Family History in Southwark: A Guide to Tracing your Southwark Ancestors by Leonard Reilly. c. 1996. Illustrated, map. 40 pp. Softcover. £1.95. Southwark: An Illustrated History by Leonard Reilly. c. 1998. Illustrated, maps. 92 pp. Softcover. £:6.95. Both published by London Borough of Southwark, Southwark Local Studies Library, 211 Borough High Street, London SE1 1JA.

Family History in Southwark is a short guide to tracing ancestors in the area, describing relevant sources, services and resources of the Southwark Local Studies Library and information on places for further research. The emphasis is on the contents of the library but this guide provides a detailed outline of the types of records that are likely to be available for your research. For example, it points out that there were 10 ancient parishes in the Southwark area which were later divided into 72 administrative parishes. All these are listed with the dates at which the registers begin. It correctly points out that many of the registers themselves are at the Greater London Record Office, thus telling you where to look. The book also covers many record groups of importance to genealogists: non-conformist registers, census returns, electoral registers and poll books, directories, cemetery records and monumental inscriptions, newspapers, poor law records, taxation records and more. This is an inexpensive valuable guide for anyone researching in the area.

Southwark: An Illustrated History forms a valuable companion to the above guide because without understanding the history of the community you cannot make educated genealogical research decisions. This book provides a history of the area, including the communities of Bermondsey, Camberwell, Rotherhithe, Horselydown and Newington. The book is divided into seven time periods: early history; medieval and pre-reformation 1100-1540; early modern 1540-1700; urbanization 1700-1830; suburbanization Camberwell 1830-1900; city ignored Southwark, Bermondsey, Rotherhithe, 1830-1900; twentieth century.

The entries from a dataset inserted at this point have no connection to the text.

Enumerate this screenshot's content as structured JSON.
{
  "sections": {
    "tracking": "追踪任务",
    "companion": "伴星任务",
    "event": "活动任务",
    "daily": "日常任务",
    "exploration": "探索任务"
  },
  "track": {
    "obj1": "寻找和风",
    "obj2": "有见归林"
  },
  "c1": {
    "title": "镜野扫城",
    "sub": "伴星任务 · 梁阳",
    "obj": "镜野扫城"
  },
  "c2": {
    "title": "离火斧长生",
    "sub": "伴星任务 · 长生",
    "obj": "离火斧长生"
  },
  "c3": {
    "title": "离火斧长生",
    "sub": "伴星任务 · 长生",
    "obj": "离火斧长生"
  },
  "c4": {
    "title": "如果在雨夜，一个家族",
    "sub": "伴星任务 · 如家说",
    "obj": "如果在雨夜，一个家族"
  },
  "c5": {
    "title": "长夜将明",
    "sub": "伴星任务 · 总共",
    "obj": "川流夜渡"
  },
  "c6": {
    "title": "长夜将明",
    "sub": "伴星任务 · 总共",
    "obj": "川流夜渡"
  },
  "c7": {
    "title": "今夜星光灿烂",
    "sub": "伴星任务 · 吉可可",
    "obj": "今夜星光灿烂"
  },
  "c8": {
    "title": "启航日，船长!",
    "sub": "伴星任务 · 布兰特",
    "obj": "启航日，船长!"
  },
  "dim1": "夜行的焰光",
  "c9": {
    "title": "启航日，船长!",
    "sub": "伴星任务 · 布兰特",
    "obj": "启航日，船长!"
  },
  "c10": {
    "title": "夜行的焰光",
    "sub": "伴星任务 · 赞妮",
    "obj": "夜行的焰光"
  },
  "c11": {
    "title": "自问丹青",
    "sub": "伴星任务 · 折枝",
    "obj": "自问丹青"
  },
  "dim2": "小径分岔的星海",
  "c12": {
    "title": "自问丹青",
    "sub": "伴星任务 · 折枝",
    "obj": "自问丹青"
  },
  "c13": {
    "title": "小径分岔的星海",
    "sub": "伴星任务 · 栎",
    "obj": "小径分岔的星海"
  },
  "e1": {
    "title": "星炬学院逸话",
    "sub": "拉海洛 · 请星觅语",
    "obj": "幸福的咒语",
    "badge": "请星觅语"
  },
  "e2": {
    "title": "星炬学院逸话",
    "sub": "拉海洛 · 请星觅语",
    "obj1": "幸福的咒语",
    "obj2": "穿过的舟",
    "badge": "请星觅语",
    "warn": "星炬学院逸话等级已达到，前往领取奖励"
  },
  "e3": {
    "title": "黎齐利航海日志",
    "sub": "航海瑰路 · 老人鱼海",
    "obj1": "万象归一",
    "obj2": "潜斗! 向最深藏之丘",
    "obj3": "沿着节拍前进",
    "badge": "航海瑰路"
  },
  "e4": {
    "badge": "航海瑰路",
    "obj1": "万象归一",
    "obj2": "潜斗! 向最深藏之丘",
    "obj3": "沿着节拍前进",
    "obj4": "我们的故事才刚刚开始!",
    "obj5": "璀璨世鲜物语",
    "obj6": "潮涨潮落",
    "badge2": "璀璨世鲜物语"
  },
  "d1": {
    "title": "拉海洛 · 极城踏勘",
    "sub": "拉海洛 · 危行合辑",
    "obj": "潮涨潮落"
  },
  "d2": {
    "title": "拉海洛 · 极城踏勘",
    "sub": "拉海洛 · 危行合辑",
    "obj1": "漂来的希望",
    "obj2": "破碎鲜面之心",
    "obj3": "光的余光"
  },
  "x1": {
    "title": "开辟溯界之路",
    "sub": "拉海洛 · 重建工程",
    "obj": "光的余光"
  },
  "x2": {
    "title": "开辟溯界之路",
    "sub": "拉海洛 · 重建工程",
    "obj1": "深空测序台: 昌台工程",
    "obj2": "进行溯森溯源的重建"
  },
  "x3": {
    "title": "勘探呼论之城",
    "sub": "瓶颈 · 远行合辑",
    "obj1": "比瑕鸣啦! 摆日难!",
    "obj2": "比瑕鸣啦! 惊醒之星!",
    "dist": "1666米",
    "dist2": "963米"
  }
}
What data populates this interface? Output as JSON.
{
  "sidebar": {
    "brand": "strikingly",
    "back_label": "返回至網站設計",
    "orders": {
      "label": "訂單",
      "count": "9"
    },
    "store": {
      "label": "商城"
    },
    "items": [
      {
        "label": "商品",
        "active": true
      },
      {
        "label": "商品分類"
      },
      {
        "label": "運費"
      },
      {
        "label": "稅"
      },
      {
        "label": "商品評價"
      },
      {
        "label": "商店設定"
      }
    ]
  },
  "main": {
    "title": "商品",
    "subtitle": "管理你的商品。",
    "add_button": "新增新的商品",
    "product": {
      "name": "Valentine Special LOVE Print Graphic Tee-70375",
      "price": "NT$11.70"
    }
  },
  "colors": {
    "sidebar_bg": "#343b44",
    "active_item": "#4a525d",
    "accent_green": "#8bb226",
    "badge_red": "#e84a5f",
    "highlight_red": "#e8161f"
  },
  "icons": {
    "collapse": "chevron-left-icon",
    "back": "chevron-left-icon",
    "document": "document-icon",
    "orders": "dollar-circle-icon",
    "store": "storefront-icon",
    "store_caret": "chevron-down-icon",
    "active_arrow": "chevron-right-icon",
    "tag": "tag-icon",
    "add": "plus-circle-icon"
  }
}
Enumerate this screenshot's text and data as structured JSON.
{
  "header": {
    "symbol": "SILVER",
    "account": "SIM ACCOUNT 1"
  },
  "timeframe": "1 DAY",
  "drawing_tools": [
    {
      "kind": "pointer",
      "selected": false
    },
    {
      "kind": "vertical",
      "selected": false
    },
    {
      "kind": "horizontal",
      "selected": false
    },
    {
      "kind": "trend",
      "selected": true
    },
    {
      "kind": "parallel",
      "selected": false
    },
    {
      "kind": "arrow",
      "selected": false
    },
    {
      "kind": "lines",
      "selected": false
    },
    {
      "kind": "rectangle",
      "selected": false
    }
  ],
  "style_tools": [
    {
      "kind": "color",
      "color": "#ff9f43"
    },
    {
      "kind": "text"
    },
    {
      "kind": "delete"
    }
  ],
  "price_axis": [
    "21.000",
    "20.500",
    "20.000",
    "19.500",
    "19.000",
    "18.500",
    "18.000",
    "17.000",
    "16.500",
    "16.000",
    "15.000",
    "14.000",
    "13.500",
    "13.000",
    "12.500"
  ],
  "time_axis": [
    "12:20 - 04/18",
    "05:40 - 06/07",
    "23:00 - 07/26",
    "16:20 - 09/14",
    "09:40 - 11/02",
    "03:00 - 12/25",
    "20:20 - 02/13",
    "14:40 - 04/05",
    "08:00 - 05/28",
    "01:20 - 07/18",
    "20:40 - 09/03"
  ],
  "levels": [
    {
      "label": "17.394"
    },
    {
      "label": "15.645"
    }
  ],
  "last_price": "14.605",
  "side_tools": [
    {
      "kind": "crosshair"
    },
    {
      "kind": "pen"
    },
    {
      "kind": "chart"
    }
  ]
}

Each chapter is well illustrated with some great color images, photographs and prints, extracts from contemporary documentary sources plus good descriptions of the places, industries and people. This book provides a good image of how the city obtained a lot of the occupations, activities and trades that the city of London itself did not want, e.g. prostitutes, prisons, tanneries, and weapons. It is here that many of the unwanted immigrants settled. It is this type of valuable history that provides the clues on knowing where and how to research for ones ancestors in this area. This is a good inexpensive research tool giving a good overview of the area.